Hemmateenejad Bahram, Mehdipour Ahmad R, Miri Ramin, Shamsipur Mojtaba
Department of Chemistry, Shiraz University, Shiraz, Iran.
J Comput Chem. 2009 Oct;30(13):2001-9. doi: 10.1002/jcc.21198.
When using quantum chemical descriptors in quantitative structure-activity relationship (QSAR) studies, there is always a challenge between accuracy of calculation and the complexity and time of computation. Very recently, we proposed the use of substituents electronic descriptors (SEDs) instead of the electronic properties of whole molecule as new and expedite source of electronic descriptors. For instance, SED parameters can be calculated with the highest degree of accuracy in very low computation time. In this article, we used SED parameters in QSAR modeling of six different biological data sets including (i) the dissociation constants for a set of substituted imidazolines, (ii) the pKa of imidazoles, (iii) inverse agonist activity of indoles, (iv) the influenza virus inhibition activities of benzimidazoles, (v) inhibition of alcohol dehydrogenase by amides, and (vi) the natriuretic activity of sulfonamide. For poly-substituted molecules, SED parameters produce a vector of electronic descriptors for each substituent, and thus a matrix of SED parameters is obtained for each molecule. Consequently, a three-dimensional (3D) array is obtained by staking the descriptor data matrices of molecules beside each others. In addition to simple unfolding of the SED parameters, molecular maps of atom-level properties (MOLMAP) approach, as a novel data analysis method, was also applied to transfer 3D array of SED into new two-dimensional parameters using Kohonen network, following by genetic algorithm-based partial least square (GA-PLS) to connect a quantitative relationship between the Kohonen scores and biological activity. Accurate QSAR models were obtained by both approaches. However, the superiority of three-way analysis of SED parameters based on MOLMAP approach with respect to simple unfolding was obtained.
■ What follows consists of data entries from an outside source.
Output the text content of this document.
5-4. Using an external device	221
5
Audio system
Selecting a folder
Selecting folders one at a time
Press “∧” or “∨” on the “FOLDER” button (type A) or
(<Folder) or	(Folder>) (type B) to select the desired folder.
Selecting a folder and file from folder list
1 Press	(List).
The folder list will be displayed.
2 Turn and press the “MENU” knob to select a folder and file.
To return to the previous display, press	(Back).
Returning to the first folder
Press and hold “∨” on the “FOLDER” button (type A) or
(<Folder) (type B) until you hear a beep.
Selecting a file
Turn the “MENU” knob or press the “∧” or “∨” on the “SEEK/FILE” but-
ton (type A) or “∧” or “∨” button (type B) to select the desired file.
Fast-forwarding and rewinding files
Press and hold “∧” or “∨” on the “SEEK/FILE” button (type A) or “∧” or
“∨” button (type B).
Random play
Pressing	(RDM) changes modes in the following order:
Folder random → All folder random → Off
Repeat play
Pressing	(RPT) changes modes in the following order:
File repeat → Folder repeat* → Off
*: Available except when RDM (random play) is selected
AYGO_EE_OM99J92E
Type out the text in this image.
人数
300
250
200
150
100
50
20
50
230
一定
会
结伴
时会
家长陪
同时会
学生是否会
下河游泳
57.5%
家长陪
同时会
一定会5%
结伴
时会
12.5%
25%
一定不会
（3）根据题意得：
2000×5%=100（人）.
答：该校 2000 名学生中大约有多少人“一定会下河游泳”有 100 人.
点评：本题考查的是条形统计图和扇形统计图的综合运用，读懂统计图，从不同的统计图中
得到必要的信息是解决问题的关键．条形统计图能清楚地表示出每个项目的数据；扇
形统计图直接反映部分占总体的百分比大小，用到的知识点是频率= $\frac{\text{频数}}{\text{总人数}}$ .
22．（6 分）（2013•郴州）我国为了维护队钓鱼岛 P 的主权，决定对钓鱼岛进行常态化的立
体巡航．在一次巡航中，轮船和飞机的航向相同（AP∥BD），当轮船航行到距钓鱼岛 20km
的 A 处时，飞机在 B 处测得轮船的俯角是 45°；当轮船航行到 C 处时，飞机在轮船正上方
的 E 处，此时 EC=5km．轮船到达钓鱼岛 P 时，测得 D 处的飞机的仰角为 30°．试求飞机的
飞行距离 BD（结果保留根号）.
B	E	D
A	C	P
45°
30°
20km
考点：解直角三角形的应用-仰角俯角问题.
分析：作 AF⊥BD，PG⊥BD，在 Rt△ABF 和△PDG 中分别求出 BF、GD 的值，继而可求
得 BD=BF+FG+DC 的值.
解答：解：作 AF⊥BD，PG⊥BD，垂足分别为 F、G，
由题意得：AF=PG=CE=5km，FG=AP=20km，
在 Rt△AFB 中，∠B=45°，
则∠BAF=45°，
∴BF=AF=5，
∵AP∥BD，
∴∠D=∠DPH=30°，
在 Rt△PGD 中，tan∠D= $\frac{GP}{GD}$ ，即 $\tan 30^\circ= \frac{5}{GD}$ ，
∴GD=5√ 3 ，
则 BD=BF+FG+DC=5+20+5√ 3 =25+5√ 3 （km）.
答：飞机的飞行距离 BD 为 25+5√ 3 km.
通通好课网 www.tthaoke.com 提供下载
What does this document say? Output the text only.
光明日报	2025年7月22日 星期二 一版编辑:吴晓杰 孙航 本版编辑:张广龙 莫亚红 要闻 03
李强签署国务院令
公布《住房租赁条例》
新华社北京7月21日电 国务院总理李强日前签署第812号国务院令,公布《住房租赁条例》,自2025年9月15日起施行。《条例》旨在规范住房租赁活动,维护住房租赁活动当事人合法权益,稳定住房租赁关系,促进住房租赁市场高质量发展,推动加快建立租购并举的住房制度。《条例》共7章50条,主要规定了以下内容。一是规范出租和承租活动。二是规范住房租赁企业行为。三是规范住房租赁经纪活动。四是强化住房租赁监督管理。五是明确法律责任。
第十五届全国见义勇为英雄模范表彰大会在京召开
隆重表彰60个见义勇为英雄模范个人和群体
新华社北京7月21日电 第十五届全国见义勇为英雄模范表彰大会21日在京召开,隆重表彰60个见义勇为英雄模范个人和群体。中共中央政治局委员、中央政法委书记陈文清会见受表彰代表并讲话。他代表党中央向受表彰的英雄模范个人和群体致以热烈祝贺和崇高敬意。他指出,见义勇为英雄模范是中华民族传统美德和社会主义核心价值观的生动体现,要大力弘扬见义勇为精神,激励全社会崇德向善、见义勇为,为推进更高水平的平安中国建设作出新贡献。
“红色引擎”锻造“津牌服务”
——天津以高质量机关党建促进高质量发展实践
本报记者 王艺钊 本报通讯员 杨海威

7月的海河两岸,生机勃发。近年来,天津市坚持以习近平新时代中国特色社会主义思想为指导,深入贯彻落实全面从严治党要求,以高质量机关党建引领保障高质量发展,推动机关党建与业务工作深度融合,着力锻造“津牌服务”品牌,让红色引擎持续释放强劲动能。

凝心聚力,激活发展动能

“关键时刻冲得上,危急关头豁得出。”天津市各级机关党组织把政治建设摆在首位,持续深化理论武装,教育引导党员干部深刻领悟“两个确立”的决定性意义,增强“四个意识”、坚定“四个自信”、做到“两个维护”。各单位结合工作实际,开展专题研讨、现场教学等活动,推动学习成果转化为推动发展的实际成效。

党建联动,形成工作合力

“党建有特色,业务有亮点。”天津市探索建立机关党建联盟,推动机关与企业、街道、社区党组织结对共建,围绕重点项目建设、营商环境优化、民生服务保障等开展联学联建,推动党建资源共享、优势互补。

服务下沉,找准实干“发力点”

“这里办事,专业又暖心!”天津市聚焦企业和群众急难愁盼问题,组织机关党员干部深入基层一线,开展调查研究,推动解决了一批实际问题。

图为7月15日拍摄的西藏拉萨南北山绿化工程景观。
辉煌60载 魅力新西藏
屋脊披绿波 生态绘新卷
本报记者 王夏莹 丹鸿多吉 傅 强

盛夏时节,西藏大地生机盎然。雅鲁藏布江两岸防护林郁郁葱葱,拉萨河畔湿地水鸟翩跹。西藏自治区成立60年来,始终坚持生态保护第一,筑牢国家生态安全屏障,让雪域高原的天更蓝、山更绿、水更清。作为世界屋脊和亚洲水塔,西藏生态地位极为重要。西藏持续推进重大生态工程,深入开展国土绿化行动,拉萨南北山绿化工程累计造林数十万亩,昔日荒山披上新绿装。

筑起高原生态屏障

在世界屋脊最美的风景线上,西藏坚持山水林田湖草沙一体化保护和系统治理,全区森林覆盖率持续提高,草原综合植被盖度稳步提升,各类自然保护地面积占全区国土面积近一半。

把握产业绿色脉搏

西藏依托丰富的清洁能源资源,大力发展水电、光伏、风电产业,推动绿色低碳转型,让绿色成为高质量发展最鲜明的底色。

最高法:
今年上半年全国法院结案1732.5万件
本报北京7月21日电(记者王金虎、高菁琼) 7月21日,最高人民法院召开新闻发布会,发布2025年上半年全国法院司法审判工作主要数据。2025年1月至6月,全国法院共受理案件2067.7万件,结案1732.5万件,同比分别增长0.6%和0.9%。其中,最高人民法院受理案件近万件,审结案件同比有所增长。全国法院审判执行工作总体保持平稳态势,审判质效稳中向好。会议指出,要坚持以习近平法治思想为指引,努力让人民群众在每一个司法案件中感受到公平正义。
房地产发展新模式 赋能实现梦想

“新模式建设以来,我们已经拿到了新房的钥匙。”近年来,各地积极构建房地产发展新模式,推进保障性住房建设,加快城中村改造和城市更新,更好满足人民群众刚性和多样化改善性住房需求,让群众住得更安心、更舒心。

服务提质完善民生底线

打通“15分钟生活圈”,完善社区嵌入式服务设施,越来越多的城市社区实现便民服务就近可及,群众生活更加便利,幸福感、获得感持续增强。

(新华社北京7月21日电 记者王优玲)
在定量构效关系(QSAR)研究中使用量子化学描述符时,计算精度与计算复杂性和时间之间始终存在挑战。最近,我们提议使用取代基电子描述符(SEDs),而非整个分子的电子性质,作为电子描述符的新的快速来源。例如,SED参数可以在非常短的计算时间内以最高精度计算出来。在本文中,我们将SED参数用于六个不同生物数据集的QSAR建模,包括:(i)一组取代咪唑啉的解离常数;(ii)咪唑的pKa;(iii)吲哚的反向激动剂活性;(iv)苯并咪唑对流感病毒的抑制活性;(v)酰胺对乙醇脱氢酶的抑制作用;以及(vi)磺胺的利钠活性。对于多取代分子,SED参数为每个取代基生成一个电子描述符向量,因此为每个分子获得一个SED参数矩阵。结果,通过将分子的描述符数据矩阵彼此堆叠,得到一个三维(3D)数组。除了简单展开SED参数外,作为一种新颖的数据分析方法,原子水平性质分子图谱(MOLMAP)方法也被应用,通过Kohonen网络将SED的3D数组转换为新的二维参数,随后采用基于遗传算法的偏最小二乘法(GA-PLS)来建立Kohonen得分与生物活性之间的定量关系。两种方法都获得了准确的QSAR模型。然而,可以看出基于MOLMAP方法的SED参数三元分析相对于简单展开具有优越性。